Actualitat

Estigues al dia de tot allò que envolta la Casa Navàs

Casa Navàs is extending the exhibition “Barça ‘Més que un Club’, Montjuïc, ‘un estadi refugi'” until 7 March.

Casa Navàs is extending the exhibition “Barça ‘Més que un Club’, Montjuïc, ‘un estadi refugi'”, which can be visited free of charge in the former fabric shop until 7 March.
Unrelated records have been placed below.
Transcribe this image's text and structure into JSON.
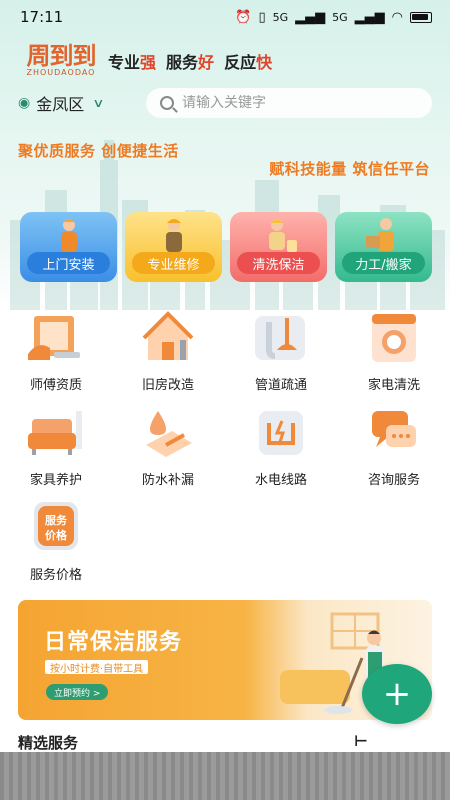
{
  "status_bar": {
    "time": "17:11",
    "signal1": "5G",
    "signal2": "5G"
  },
  "brand": {
    "logo_cn": "周到到",
    "logo_en": "ZHOUDAODAO",
    "slogan": [
      {
        "pre": "专业",
        "hl": "强"
      },
      {
        "pre": "服务",
        "hl": "好"
      },
      {
        "pre": "反应",
        "hl": "快"
      }
    ]
  },
  "location": {
    "city": "金凤区"
  },
  "search": {
    "placeholder": "请输入关键字"
  },
  "taglines": {
    "line1": "聚优质服务 创便捷生活",
    "line2": "赋科技能量 筑信任平台"
  },
  "services": [
    {
      "label": "上门安装",
      "icon": "installer-icon"
    },
    {
      "label": "专业维修",
      "icon": "repairman-icon"
    },
    {
      "label": "清洗保洁",
      "icon": "cleaner-icon"
    },
    {
      "label": "力工/搬家",
      "icon": "mover-icon"
    }
  ],
  "grid": [
    {
      "label": "师傅资质",
      "icon": "certificate-icon"
    },
    {
      "label": "旧房改造",
      "icon": "house-renovation-icon"
    },
    {
      "label": "管道疏通",
      "icon": "plunger-icon"
    },
    {
      "label": "家电清洗",
      "icon": "washing-machine-icon"
    },
    {
      "label": "家具养护",
      "icon": "sofa-icon"
    },
    {
      "label": "防水补漏",
      "icon": "waterproof-icon"
    },
    {
      "label": "水电线路",
      "icon": "water-electric-icon"
    },
    {
      "label": "咨询服务",
      "icon": "chat-icon"
    },
    {
      "label": "服务价格",
      "icon": "price-tag-icon",
      "icon_text": "服务价格"
    }
  ],
  "banner": {
    "title": "日常保洁服务",
    "subtitle": "按小时计费·自带工具",
    "button": "立即预约 >"
  },
  "fab": {
    "label": "+"
  },
  "section": {
    "title": "精选服务"
  },
  "colors": {
    "accent_green": "#1fa67a",
    "orange": "#ee7b22",
    "highlight_red": "#e0452b"
  }
}
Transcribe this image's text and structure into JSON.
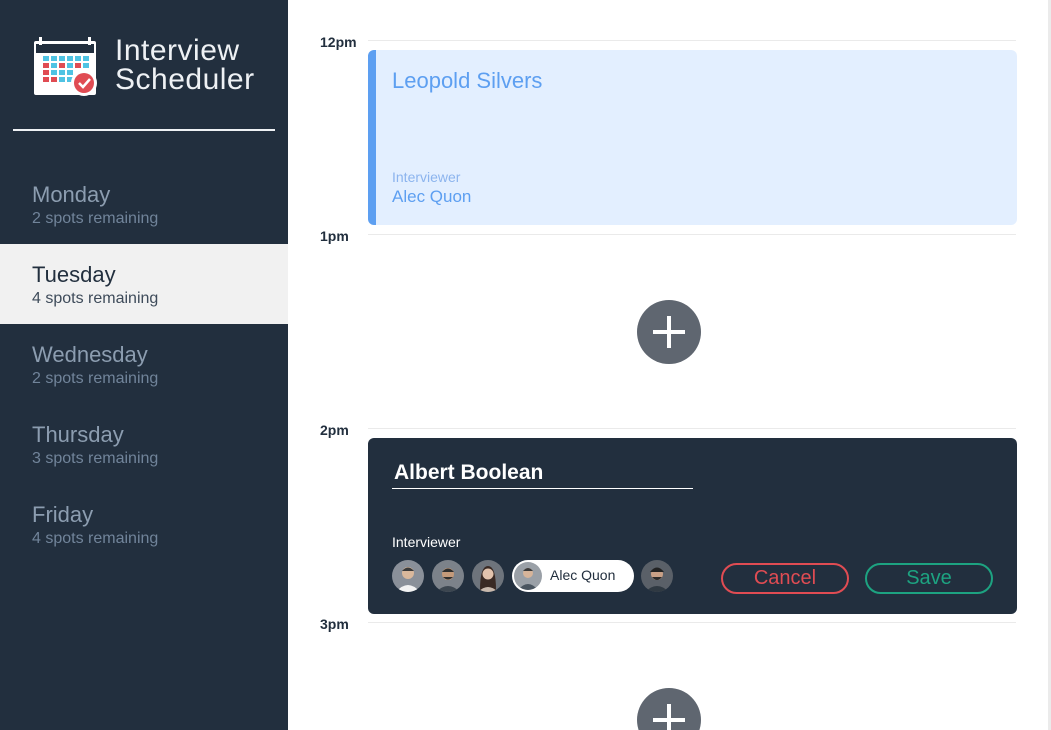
{
  "app": {
    "title_line1": "Interview",
    "title_line2": "Scheduler"
  },
  "sidebar": {
    "days": [
      {
        "name": "Monday",
        "spots": "2 spots remaining",
        "selected": false
      },
      {
        "name": "Tuesday",
        "spots": "4 spots remaining",
        "selected": true
      },
      {
        "name": "Wednesday",
        "spots": "2 spots remaining",
        "selected": false
      },
      {
        "name": "Thursday",
        "spots": "3 spots remaining",
        "selected": false
      },
      {
        "name": "Friday",
        "spots": "4 spots remaining",
        "selected": false
      }
    ]
  },
  "schedule": {
    "times": [
      "12pm",
      "1pm",
      "2pm",
      "3pm"
    ],
    "booked": {
      "student": "Leopold Silvers",
      "interviewer_label": "Interviewer",
      "interviewer": "Alec Quon"
    },
    "form": {
      "student_value": "Albert Boolean",
      "interviewer_label": "Interviewer",
      "selected_interviewer": "Alec Quon",
      "cancel_label": "Cancel",
      "save_label": "Save"
    }
  },
  "colors": {
    "sidebar_bg": "#222f3e",
    "booked_accent": "#5d9ff1",
    "cancel": "#e04c53",
    "save": "#1da381"
  },
  "icons": [
    "calendar-logo-icon",
    "add-appointment-icon",
    "interviewer-avatar"
  ]
}
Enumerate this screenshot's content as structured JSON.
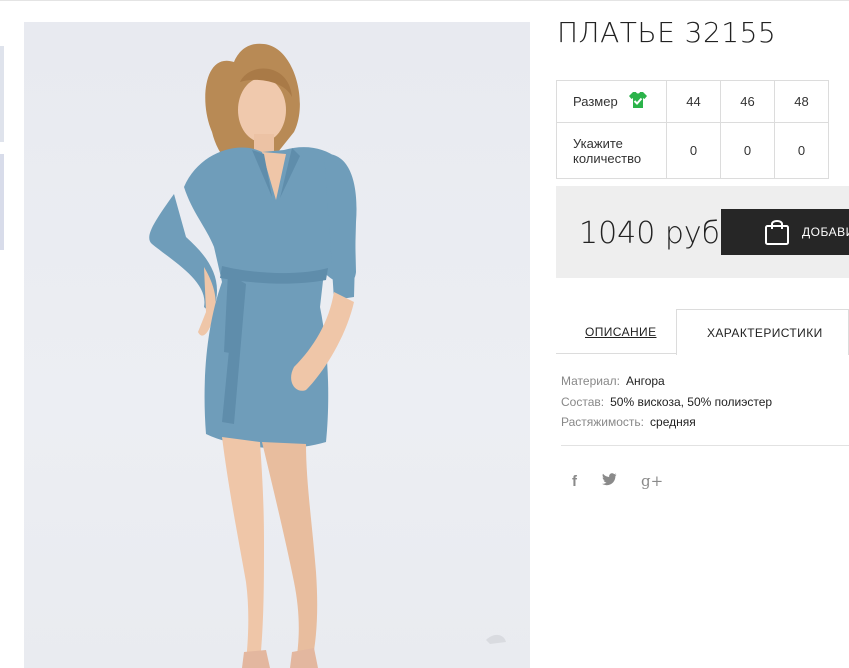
{
  "product": {
    "title": "ПЛАТЬЕ 32155",
    "price": "1040 руб",
    "add_to_cart_label": "ДОБАВИ"
  },
  "sizes": {
    "size_label": "Размер",
    "size_icon": "tshirt-check-icon",
    "qty_label": "Укажите количество",
    "values": [
      "44",
      "46",
      "48"
    ],
    "quantities": [
      "0",
      "0",
      "0"
    ]
  },
  "tabs": {
    "description": "ОПИСАНИЕ",
    "characteristics": "ХАРАКТЕРИСТИКИ"
  },
  "specs": [
    {
      "key": "Материал:",
      "value": "Ангора"
    },
    {
      "key": "Состав:",
      "value": "50% вискоза, 50% полиэстер"
    },
    {
      "key": "Растяжимость:",
      "value": "средняя"
    }
  ],
  "social": {
    "facebook": "f",
    "twitter": "twitter-icon",
    "googleplus": "g+"
  },
  "colors": {
    "dress": "#6f9dba",
    "button": "#262626",
    "check_green": "#2bb34a"
  }
}
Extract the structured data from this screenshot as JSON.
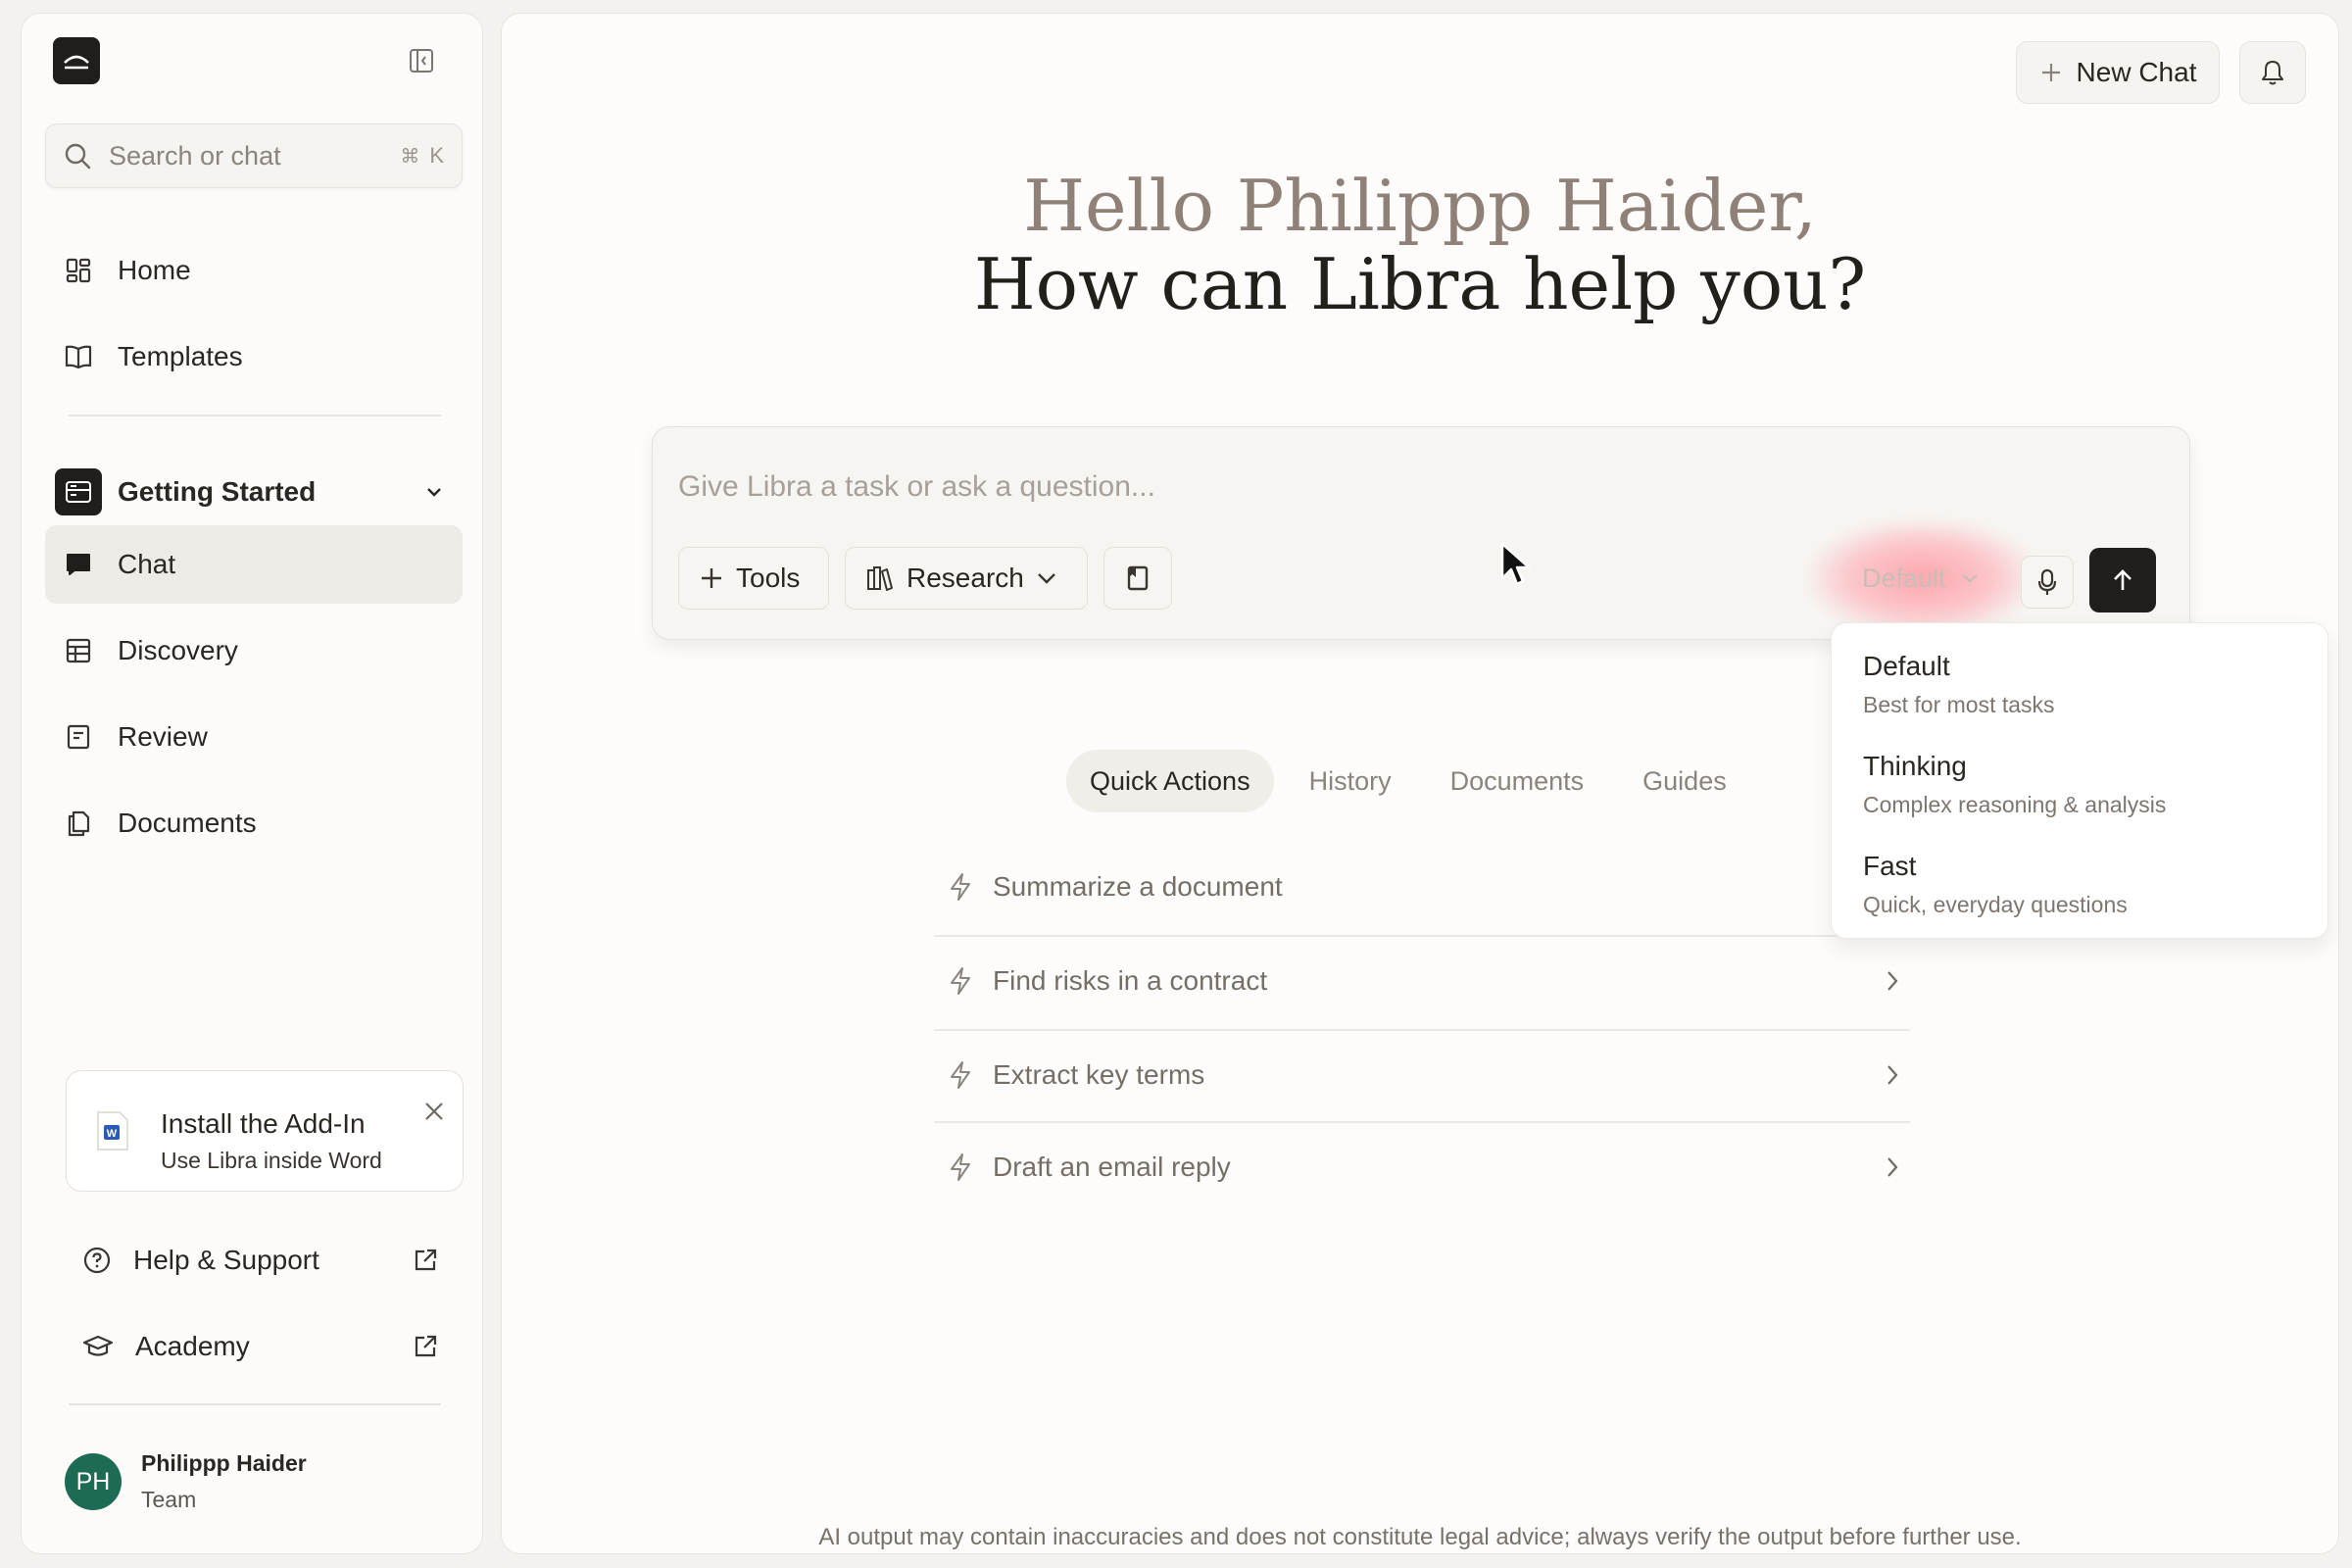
{
  "sidebar": {
    "search": {
      "placeholder": "Search or chat",
      "shortcut_mod": "⌘",
      "shortcut_key": "K"
    },
    "nav_top": [
      {
        "label": "Home",
        "icon": "grid-icon"
      },
      {
        "label": "Templates",
        "icon": "book-icon"
      }
    ],
    "project": {
      "label": "Getting Started",
      "icon": "server-icon"
    },
    "nav_project": [
      {
        "label": "Chat",
        "icon": "chat-bubble-icon",
        "active": true
      },
      {
        "label": "Discovery",
        "icon": "table-icon"
      },
      {
        "label": "Review",
        "icon": "review-doc-icon"
      },
      {
        "label": "Documents",
        "icon": "files-icon"
      }
    ],
    "addin": {
      "title": "Install the Add-In",
      "subtitle": "Use Libra inside Word",
      "word_letter": "W"
    },
    "links": [
      {
        "label": "Help & Support",
        "icon": "help-circle-icon"
      },
      {
        "label": "Academy",
        "icon": "graduation-cap-icon"
      }
    ],
    "user": {
      "initials": "PH",
      "name": "Philippp Haider",
      "role": "Team",
      "avatar_color": "#1d6b54"
    }
  },
  "header": {
    "new_chat_label": "New Chat"
  },
  "greeting": {
    "line1": "Hello Philippp Haider,",
    "line2": "How can Libra help you?"
  },
  "composer": {
    "placeholder": "Give Libra a task or ask a question...",
    "tools_label": "Tools",
    "research_label": "Research",
    "model_label": "Default"
  },
  "model_menu": [
    {
      "title": "Default",
      "desc": "Best for most tasks"
    },
    {
      "title": "Thinking",
      "desc": "Complex reasoning & analysis"
    },
    {
      "title": "Fast",
      "desc": "Quick, everyday questions"
    }
  ],
  "tabs": [
    {
      "label": "Quick Actions",
      "active": true
    },
    {
      "label": "History"
    },
    {
      "label": "Documents"
    },
    {
      "label": "Guides"
    }
  ],
  "quick_actions": [
    {
      "label": "Summarize a document"
    },
    {
      "label": "Find risks in a contract"
    },
    {
      "label": "Extract key terms"
    },
    {
      "label": "Draft an email reply"
    }
  ],
  "disclaimer": "AI output may contain inaccuracies and does not constitute legal advice; always verify the output before further use.",
  "colors": {
    "accent_dark": "#211d1a",
    "avatar": "#1d6b54",
    "highlight": "#ff8c96"
  }
}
Reus is the second stop of this exhibition that intends to be itinerant, produced by Barça Foundation and UNHCR, right after its debut last October at the very Lluis Companys Stadium. The exhibition explains the key role played by the Barcelona venue in welcoming refugees during the Spanish Civil War.

 

Between the autumn of 1936 and the spring of 1937, in the middle of the Spanish Civil War, the Lluís Companys Stadium in Montjuïc hosted more than 21,000 displaced people from different parts of the country. The Polish-born photographer Margaret Michaelis recorded the daily life of the thousands of families who passed through this sports stadium. Today, the Montjuïc stadium is the provisional home of FC Barcelona and the club, through its Foundation, wants to vindicate the role of the stadium, which welcomed thousands of people fleeing the Civil War.

 

The exhibition, which is intended to be itinerant, opened last October in Montjuïc and makes the second stop in Reus, in the old fabric store of Casa Navàs. Precisely this store already has a link with FC Barcelona and is that the current window of this space is the work of Francesc Mitjans, the architect who designed the Camp Nou.

 

“Barça ‘Més que un Club’, Montjuïc, ‘un estadi refugi'” can be visited from Monday to Friday from 11 am to 2 pm and from 5 pm to 7 pm, and on Saturdays from 5 pm to 8 pm. With this exhibition, FC Barcelona, its Foundation, UNHCR, and Casa Navàs want to help making visible the situation suffered by more than 110 million refugees and displaced people in the world today.